3. Por que o marido despiu o pijama?
4. Como é que ele ficou fora do apartamento e completamente nu?
5. O que o marido ouviu quando ele bateu na porta para chamar sua mulher?
6. O que aconteceu quando ele se escondeu dentro do elevador?
7. Como é que ele fez parar o elevador?
8. Descreva o que aconteceu quando ele bateu de novo na porta do apartamento.
9. O que ele fez logo depois de entrar no apartamento?
10. Afinal quem veio bater na porta?
L4.1 B. Para ler em voz alta, substituindo o presente pela forma correta do passado dos verbos (imperfeito ou pretérito).

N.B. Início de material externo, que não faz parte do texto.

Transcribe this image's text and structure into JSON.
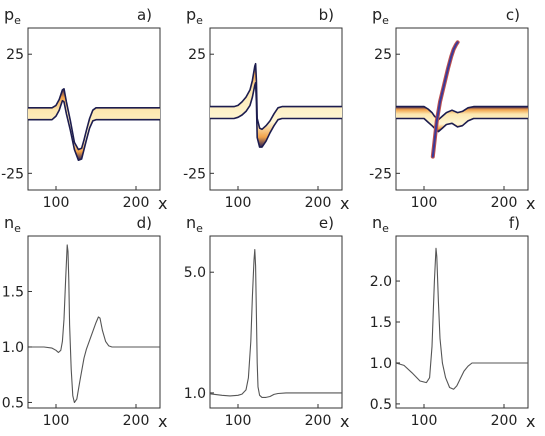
{
  "chart_data": [
    {
      "type": "band",
      "panel_label": "a)",
      "ylabel_var": "p",
      "ylabel_sub": "e",
      "xlabel": "x",
      "xlim": [
        65,
        230
      ],
      "ylim": [
        -32,
        36
      ],
      "x_ticks": [
        100,
        200
      ],
      "y_ticks": [
        25,
        -25
      ],
      "series": [
        {
          "role": "upper_edge",
          "color": "#1d1d4f",
          "x": [
            65,
            95,
            100,
            104,
            106,
            108,
            110,
            113,
            118,
            123,
            128,
            132,
            135,
            138,
            142,
            146,
            150,
            155,
            160,
            230
          ],
          "y": [
            2.5,
            2.5,
            3.5,
            6,
            8,
            10,
            10.5,
            5,
            -3,
            -12,
            -15,
            -14.5,
            -11,
            -7,
            -2,
            1.5,
            2.5,
            2.5,
            2.5,
            2.5
          ]
        },
        {
          "role": "lower_edge",
          "color": "#1d1d4f",
          "x": [
            65,
            95,
            100,
            104,
            106,
            108,
            110,
            113,
            118,
            123,
            128,
            132,
            135,
            138,
            142,
            146,
            150,
            155,
            160,
            230
          ],
          "y": [
            -2.5,
            -2.5,
            -1,
            1.5,
            3.5,
            5.5,
            5,
            0,
            -7,
            -15,
            -19.5,
            -19,
            -15,
            -11,
            -6,
            -3,
            -2.5,
            -2.5,
            -2.5,
            -2.5
          ]
        }
      ]
    },
    {
      "type": "band",
      "panel_label": "b)",
      "ylabel_var": "p",
      "ylabel_sub": "e",
      "xlabel": "x",
      "xlim": [
        65,
        230
      ],
      "ylim": [
        -32,
        36
      ],
      "x_ticks": [
        100,
        200
      ],
      "y_ticks": [
        25,
        -25
      ],
      "series": [
        {
          "role": "upper_edge",
          "color": "#1d1d4f",
          "x": [
            65,
            95,
            100,
            105,
            110,
            115,
            118,
            121,
            122,
            123,
            124,
            127,
            130,
            135,
            140,
            145,
            150,
            155,
            160,
            230
          ],
          "y": [
            3,
            3,
            3.5,
            5,
            7,
            10,
            14,
            20,
            21,
            14,
            -2,
            -6,
            -6.5,
            -5,
            -3,
            0,
            2.5,
            3,
            3,
            3
          ]
        },
        {
          "role": "lower_edge",
          "color": "#1d1d4f",
          "x": [
            65,
            95,
            100,
            105,
            110,
            115,
            118,
            121,
            122,
            123,
            124,
            127,
            130,
            135,
            140,
            145,
            150,
            155,
            160,
            230
          ],
          "y": [
            -2,
            -2,
            -1.5,
            -0.5,
            1,
            3.5,
            7,
            12,
            13,
            5,
            -10,
            -14,
            -14,
            -11.5,
            -8,
            -5,
            -2.5,
            -2,
            -2,
            -2
          ]
        }
      ]
    },
    {
      "type": "band",
      "panel_label": "c)",
      "ylabel_var": "p",
      "ylabel_sub": "e",
      "xlabel": "x",
      "xlim": [
        65,
        230
      ],
      "ylim": [
        -32,
        36
      ],
      "x_ticks": [
        100,
        200
      ],
      "y_ticks": [
        25,
        -25
      ],
      "series": [
        {
          "role": "upper_edge",
          "color": "#1d1d4f",
          "x": [
            65,
            100,
            105,
            110,
            113,
            118,
            123,
            128,
            135,
            142,
            148,
            155,
            162,
            230
          ],
          "y": [
            3,
            3,
            2,
            0.5,
            -1,
            -2.5,
            -1,
            0.5,
            1.5,
            0.5,
            1,
            2.5,
            3,
            3
          ]
        },
        {
          "role": "lower_edge",
          "color": "#1d1d4f",
          "x": [
            65,
            100,
            105,
            110,
            113,
            118,
            123,
            128,
            135,
            142,
            148,
            155,
            162,
            230
          ],
          "y": [
            -2,
            -2,
            -3.5,
            -5,
            -6,
            -7.5,
            -6,
            -4.5,
            -4,
            -5.5,
            -5,
            -3,
            -2,
            -2
          ]
        },
        {
          "role": "curve",
          "color": "#3a3a9a",
          "x": [
            111,
            113,
            116,
            120,
            125,
            130,
            134,
            137,
            140,
            142
          ],
          "y": [
            -18,
            -12,
            -3,
            5,
            12,
            19,
            24,
            27,
            29,
            30
          ]
        }
      ]
    },
    {
      "type": "line",
      "panel_label": "d)",
      "ylabel_var": "n",
      "ylabel_sub": "e",
      "xlabel": "x",
      "xlim": [
        65,
        230
      ],
      "ylim": [
        0.45,
        2.0
      ],
      "x_ticks": [
        100,
        200
      ],
      "y_ticks": [
        1.5,
        1.0,
        0.5
      ],
      "series": [
        {
          "color": "#555555",
          "x": [
            65,
            85,
            95,
            100,
            103,
            106,
            108,
            110,
            112,
            114,
            115,
            116,
            117,
            119,
            121,
            123,
            126,
            130,
            135,
            138,
            142,
            146,
            150,
            153,
            155,
            158,
            162,
            166,
            170,
            175,
            230
          ],
          "y": [
            1.0,
            1.0,
            0.99,
            0.97,
            0.95,
            0.97,
            1.05,
            1.25,
            1.6,
            1.92,
            1.86,
            1.6,
            1.2,
            0.8,
            0.56,
            0.5,
            0.53,
            0.7,
            0.9,
            0.98,
            1.06,
            1.14,
            1.22,
            1.27,
            1.26,
            1.15,
            1.05,
            1.01,
            1.0,
            1.0,
            1.0
          ]
        }
      ]
    },
    {
      "type": "line",
      "panel_label": "e)",
      "ylabel_var": "n",
      "ylabel_sub": "e",
      "xlabel": "x",
      "xlim": [
        65,
        230
      ],
      "ylim": [
        0.5,
        6.2
      ],
      "x_ticks": [
        100,
        200
      ],
      "y_ticks": [
        5.0,
        1.0
      ],
      "series": [
        {
          "color": "#555555",
          "x": [
            65,
            80,
            90,
            100,
            105,
            110,
            113,
            116,
            118,
            120,
            121,
            122,
            123,
            124,
            125,
            127,
            130,
            135,
            140,
            145,
            150,
            160,
            230
          ],
          "y": [
            0.97,
            0.92,
            0.9,
            0.92,
            0.96,
            1.1,
            1.5,
            2.7,
            4.2,
            5.4,
            5.75,
            5.2,
            3.6,
            2.0,
            1.2,
            0.92,
            0.85,
            0.85,
            0.88,
            0.95,
            0.98,
            1.0,
            1.0
          ]
        }
      ]
    },
    {
      "type": "line",
      "panel_label": "f)",
      "ylabel_var": "n",
      "ylabel_sub": "e",
      "xlabel": "x",
      "xlim": [
        65,
        230
      ],
      "ylim": [
        0.45,
        2.55
      ],
      "x_ticks": [
        100,
        200
      ],
      "y_ticks": [
        2.0,
        1.5,
        1.0,
        0.5
      ],
      "series": [
        {
          "color": "#555555",
          "x": [
            65,
            75,
            85,
            95,
            103,
            107,
            110,
            113,
            115,
            116,
            118,
            120,
            123,
            127,
            132,
            137,
            141,
            145,
            150,
            155,
            160,
            165,
            230
          ],
          "y": [
            1.0,
            0.97,
            0.88,
            0.78,
            0.76,
            0.82,
            1.2,
            2.0,
            2.4,
            2.3,
            1.75,
            1.3,
            1.0,
            0.82,
            0.7,
            0.68,
            0.72,
            0.8,
            0.9,
            0.96,
            1.0,
            1.0,
            1.0
          ]
        }
      ]
    }
  ]
}
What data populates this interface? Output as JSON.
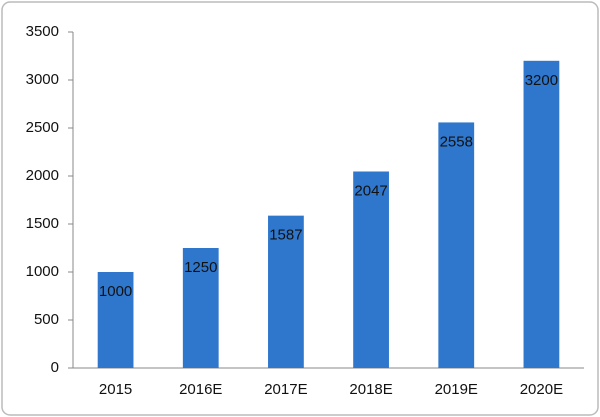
{
  "chart_data": {
    "type": "bar",
    "categories": [
      "2015",
      "2016E",
      "2017E",
      "2018E",
      "2019E",
      "2020E"
    ],
    "values": [
      1000,
      1250,
      1587,
      2047,
      2558,
      3200
    ],
    "color": "#2f77cc",
    "ylim": [
      0,
      3500
    ],
    "yticks": [
      0,
      500,
      1000,
      1500,
      2000,
      2500,
      3000,
      3500
    ],
    "grid": false
  }
}
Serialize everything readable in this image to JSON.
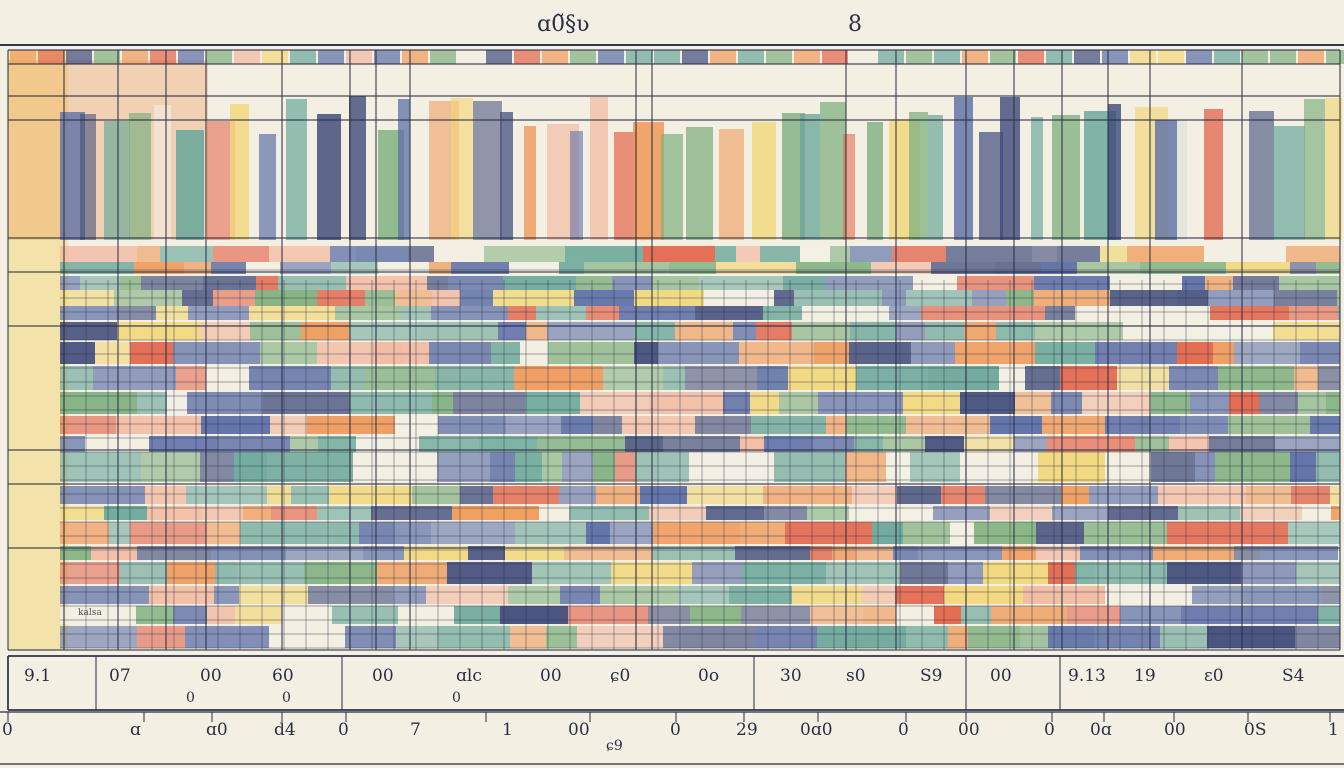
{
  "header": {
    "title_left": "ɑ0̃§ʋ",
    "title_right": "8"
  },
  "small_tag": "kalsa",
  "row1_labels": [
    "9.1",
    "07",
    "00",
    "60",
    "00",
    "ɑlc",
    "00",
    "ɕ0",
    "0o",
    "30",
    "s0",
    "S9",
    "00",
    "9.13",
    "19",
    "ɛ0",
    "S4"
  ],
  "row1_sub": [
    "0",
    "0",
    "0"
  ],
  "row2_labels": [
    "0",
    "ɑ",
    "ɑ0",
    "d4",
    "0",
    "7",
    "1",
    "00",
    "0",
    "29",
    "0ɑ0",
    "0",
    "00",
    "0",
    "0ɑ",
    "00",
    "0S",
    "1"
  ],
  "row2_sub": "ɕ9",
  "palette": {
    "blue": "#5b6ea6",
    "navy": "#3e4a7a",
    "green": "#7fb07f",
    "teal": "#6aa79a",
    "yellow": "#f2d77a",
    "orange": "#ef9a5a",
    "red": "#e2644a",
    "pink": "#f3b9a0",
    "cream": "#f3efe3",
    "grid": "#2a2f45"
  }
}
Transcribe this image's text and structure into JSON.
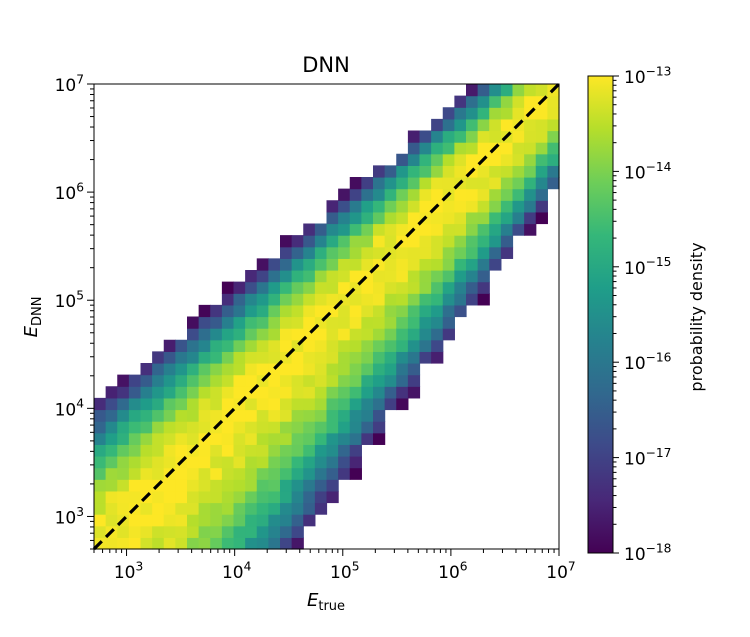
{
  "chart_data": {
    "type": "heatmap",
    "title": "DNN",
    "xlabel": {
      "base": "E",
      "sub": "true"
    },
    "ylabel": {
      "base": "E",
      "sub": "DNN"
    },
    "x_scale": "log",
    "y_scale": "log",
    "xlim": [
      500,
      10000000
    ],
    "ylim": [
      500,
      10000000
    ],
    "x_ticks": [
      {
        "value": 1000,
        "base": "10",
        "exp": "3"
      },
      {
        "value": 10000,
        "base": "10",
        "exp": "4"
      },
      {
        "value": 100000,
        "base": "10",
        "exp": "5"
      },
      {
        "value": 1000000,
        "base": "10",
        "exp": "6"
      },
      {
        "value": 10000000,
        "base": "10",
        "exp": "7"
      }
    ],
    "y_ticks": [
      {
        "value": 1000,
        "base": "10",
        "exp": "3"
      },
      {
        "value": 10000,
        "base": "10",
        "exp": "4"
      },
      {
        "value": 100000,
        "base": "10",
        "exp": "5"
      },
      {
        "value": 1000000,
        "base": "10",
        "exp": "6"
      },
      {
        "value": 10000000,
        "base": "10",
        "exp": "7"
      }
    ],
    "bins": {
      "n": 40,
      "log10_min": 2.699,
      "log10_max": 7.0
    },
    "reference_line": {
      "type": "y=x",
      "style": "dashed",
      "color": "#000000"
    },
    "density_model": {
      "description": "2D histogram concentrated along the diagonal, spreading wider at low energies and toward E_DNN < E_true",
      "log10_peak": -13.0,
      "log10_floor": -18.0
    },
    "colorbar": {
      "label": "probability density",
      "scale": "log",
      "range": [
        1e-18,
        1e-13
      ],
      "colormap": "viridis",
      "ticks": [
        {
          "value": 1e-13,
          "base": "10",
          "exp": "−13"
        },
        {
          "value": 1e-14,
          "base": "10",
          "exp": "−14"
        },
        {
          "value": 1e-15,
          "base": "10",
          "exp": "−15"
        },
        {
          "value": 1e-16,
          "base": "10",
          "exp": "−16"
        },
        {
          "value": 1e-17,
          "base": "10",
          "exp": "−17"
        },
        {
          "value": 1e-18,
          "base": "10",
          "exp": "−18"
        }
      ]
    }
  },
  "colors": {
    "viridis": [
      "#440154",
      "#482878",
      "#3e4989",
      "#31688e",
      "#26828e",
      "#1f9e89",
      "#35b779",
      "#6ece58",
      "#b5de2b",
      "#fde725"
    ],
    "diagonal": "#000000"
  }
}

1. Despe o pijama e dirige-se ao banheiro.
2. Põe a água a ferver e vai apanhar o pão Iá fora.
3. Ele está completamente despido e olha de um lado para outro antes de sair.
4. Mal seus dedos tocam no pão, fecha-se a porta atrás de si.
5. Chama à porta mas ninguém vem abrir.
6. Quanto mais bate, mais silêncio se faz lá dentro.
7. Mas ele não tem tempo de insistir; é só o tempo de entrar no elevador para se esconder.
8. Sai do elevador, aproxima-se do seu apartamento novamente, e começa a bater na porta e a gritar.
9. A velha do apartamento vizinho olha para ele e vai chamar a polícia.
10. Quando sua mulher abre a porta ele entra precipitadamente e se veste.
L4.1 C.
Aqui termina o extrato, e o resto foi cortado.